母親がさっき切っていたキャベツにトマト、目玉焼きにウインナー、それにトーストとポタージュだ。
「母さん、いくらなんでもジャムのつけ過ぎよ。そんなんで痩せるわけないじゃない。夏くん、オレンジジュース取って」
母は、姉の言葉を無視して、大量のジャムが乗ったトーストを噛じる。
「大丈夫よ。朝食なら多少食べ過ぎても問題無いって、テレビで言ってたわ」
夏輝は、姉にオレンジジュースのパックを渡しながら、二人の順応性の高さに感嘆する。きっと、自分が交通事故に合って病院に運ばれても、三度の食事だけはいつも通りに違いない。

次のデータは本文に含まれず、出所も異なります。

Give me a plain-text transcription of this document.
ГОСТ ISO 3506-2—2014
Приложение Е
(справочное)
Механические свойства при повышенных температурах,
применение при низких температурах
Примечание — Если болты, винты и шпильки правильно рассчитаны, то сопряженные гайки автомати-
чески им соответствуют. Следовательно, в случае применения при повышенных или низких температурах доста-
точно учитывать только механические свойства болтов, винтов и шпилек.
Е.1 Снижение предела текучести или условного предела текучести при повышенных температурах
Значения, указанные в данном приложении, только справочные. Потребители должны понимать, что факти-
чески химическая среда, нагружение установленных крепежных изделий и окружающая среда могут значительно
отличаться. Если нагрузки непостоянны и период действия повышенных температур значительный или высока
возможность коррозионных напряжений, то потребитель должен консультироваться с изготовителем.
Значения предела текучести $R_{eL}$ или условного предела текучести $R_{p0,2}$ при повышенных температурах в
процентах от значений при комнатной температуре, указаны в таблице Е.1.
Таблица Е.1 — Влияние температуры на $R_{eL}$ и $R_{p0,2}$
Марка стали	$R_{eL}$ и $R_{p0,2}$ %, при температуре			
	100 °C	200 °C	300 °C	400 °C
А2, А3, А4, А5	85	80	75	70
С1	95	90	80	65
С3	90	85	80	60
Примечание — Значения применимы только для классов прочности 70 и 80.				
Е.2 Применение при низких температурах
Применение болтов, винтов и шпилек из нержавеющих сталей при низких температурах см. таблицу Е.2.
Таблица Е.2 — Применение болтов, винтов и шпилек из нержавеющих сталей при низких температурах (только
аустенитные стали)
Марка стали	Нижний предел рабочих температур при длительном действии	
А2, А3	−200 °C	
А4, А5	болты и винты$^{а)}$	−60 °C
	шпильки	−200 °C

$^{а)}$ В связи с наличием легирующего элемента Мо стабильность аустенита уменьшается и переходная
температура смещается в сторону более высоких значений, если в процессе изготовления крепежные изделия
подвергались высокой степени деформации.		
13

「母さんの過大解釈には毎度呆れるわ。いつ食べようが摂取カロリーは同じだからね。で、夏くん、いつからそんな事が出来るようになったの?」
姉は、トマトにフォークを突き刺しながら尋ねた。
「今朝から……そんな夢を見たから試してみたらできたの」
「んん……普通に会話している夏くんが異様で、言葉が頭に入ってこないわね」
母が姉の言葉に反論する。
「そんな事ないわ。最近はちゃんと学校に行くし、ケンカもしなくなって、いい子になったのよ」
姉は母をスルーして質問を続けた。
「そんな夢って、どんな夢?」
「ボクはどこかの国のお姫様で、指先だけでロウソクに火を点けたの。もう一人のお姫様と、お花が一杯咲いている場所でお話しながら」
「話の内容を覚えてる?」
「えっと、お姫様の心構え……みたいな。もう一人のお姫様に諭されている感じ」
「間違いないわね……夏くんは、そのお姫様の生まれ変わりよ。理由はわからないけど、前世の記憶が蘇ったに違いないわ」
母親は、残ったトーストの耳に更にジャムを盛りながら言った。
「面白いわね。だけどそれじゃあ、中学二年生の妄想だわ」
「そんなことないって。転生は量子論で科学的に証明されている事象だから。単なる妄想ではないの」
「あら、そうなの? でも、生まれ変わりだろうが、生き返りだろうが、何だっていいわ。母さん、夏くんが昔みたいに何でも話してくれたら、それだけで嬉しい」
「ごめんなさい、お母さん。ボク、なぜあれほど親不孝な事ができたのか、自分で理解できないの。だけど約束します。これからは、心配させるような事は絶対しません」
「夏くん……」
母親の目から涙がポロポロと溢れた。
「母さん、泣くか食べるか、どっちかにしてよ。だけどアレね、火と風が起こせるとなると、他にも何かできそうね。これで何かできない?」
姉は水の入ったコップを夏輝の前に差し出す。
「何かって言われても……」
夏輝は、とりあえず指先を水の表面に近付ける。
何も起こらない。
姉が無責任にハッパをかけた。
「もっと集中して!」
「集中? 何に集中すればいいの?」
「何でもいいのよ。とにかく集中よ!」
夏輝は訳がわからなかったが、言われるがままに指先に意識を集める。
すると、水の表面が、指先に向かって盛り上がった。それは、砂鉄に磁石を近付けた時の様子に近いものだった。
驚いた夏輝の集中が途切れ、水は元に戻った。
人類の適応力が凄いのか、単にこの二人が特別なのか、母親と姉はもう冷静に目の前の現象を受け止めている。
当の夏輝だけがドキドキしているような状況だ。
「本物の超能力だわ。テレビに出れると思う? お姉ちゃん」
「ちょっと地味ね。宴会芸としてなら商品価値はあるかしら」
「そうよねぇ、そんなものよねぇ」
母親は落胆を隠さない。
「それと、この力は超能力ではなくて、魔法だと思うの。何かで読んだ事があるわ。魔法には属性ってのがあって、火とか風とか水とか、それに関わる物質が操れるらしいから。ね、今の夏くんそのものでしょ?」
「じゃあ、サイコキネシスやテレパシーは使えない訳か」
「母さん、妙に詳しいのね」
「私の世代だと、超能力といえばバベルの塔に住んでいる少年なのよ」
「ふーん、そうなんだ。まあ、夏くんの宴会芸的な能力については大体わかったけど、問題はそれよりも、豹変した性格よね」
「性格?」
「そう。だって、世界中がオレ様の敵だぁ、なんて目してたのに、今の表情見てよ。顔だけはムダに良かったから、まんま乙女じゃない。前世の人格覚醒が、現世の人格に影響を与えたのね」
「ああ……でもそれ、何か問題あるかしら」
「大ありよ。優等生が急に不良になったら周囲は混乱するけど、その逆でも同じ事が起きるから。救いなのは、最近少し大人になってたことね」
夏輝は少し不安になった。
「混乱するかしら?」
「絶対にね。特にその女言葉には気を付けるのよ。それと、立ち振舞が上品なのはいいけど、夏君がやるとおネエっぽいから」
不安は増大するばかりだ。
「明日からの学校生活、やっていける自信が無いかも……」
夏輝は弱音を口にする。
しかし、その時すでに、母親と姉の関心はテレビの歌舞伎役者の浮気報道に移っており、夏輝の訴えは鮮やかにスルーされたのだった。